The speaker will present a technique that combines implicit-integration with normal-mode methods. The high-frequency and rapidly-varying components of the motion are resolved in the normal-mode phase, by solving the linearized Langevin equation; the slowly-varying parts are resolved by a large timestep implicit integration step. Applications of the algorithm to supercoiled DNA -- a higher-order form of the DNA in which bending about the global helical axis occurs -- reveal interesting large-scale features (e.g., bending and twisting) involved in the folding of DNA and its interactions with regulating proteins.

Tamar Schlick, Chemistry Department, Courant Institute of Mathematical Sciences, New York University

Tamar Schlick received her B.S. degree in Mathematics from Wayne State University in 1982 and her M.S. (1985) and Ph.D. (1987) degrees in Applied Mathematics from the Courant Institute of Mathematical Sciences, New York University. Following a two-year NSF Postdoctoral Fellowship at NYU and the Weizmann Insitute, she joined the faculty of Chemistry and Mathematics at NYU, where she is currently an Associate Professor.

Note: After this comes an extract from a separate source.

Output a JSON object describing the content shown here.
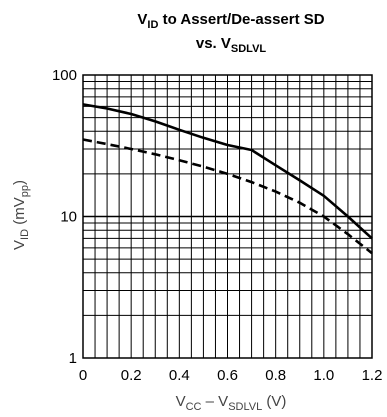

Professor Schlick is an Alfred P. Sloan Research Fellow, an NYU Distinguished Recent Alumna, a NSF Presidential Young Investigator, a Whitaker Biomedical Engineering Fellow, and a Searle Scholar. Among the many awards she has received are the K.O. Friedrichs Prize for Outstanding Dissertation in Mathematics, Courant Institute, and the J. Krakauer Prize for Outstanding Dissertation in the Sciences, NYU, both in 1988.

Her research interests include algorithm development for biomolecular simulations and their application to DNA and protein structure, in particular the study of supercoiled DNA folding and knotting. Her other areas of interest are nonlinear unconstrained optimization, especially truncated Newton algorithms, stiff differential equations, conjugate gradient methods, application tailored preconditioners, modified Cholesky factorizations for indefinite preconditioners, sparse linear systems, and sparse spectral decompositions.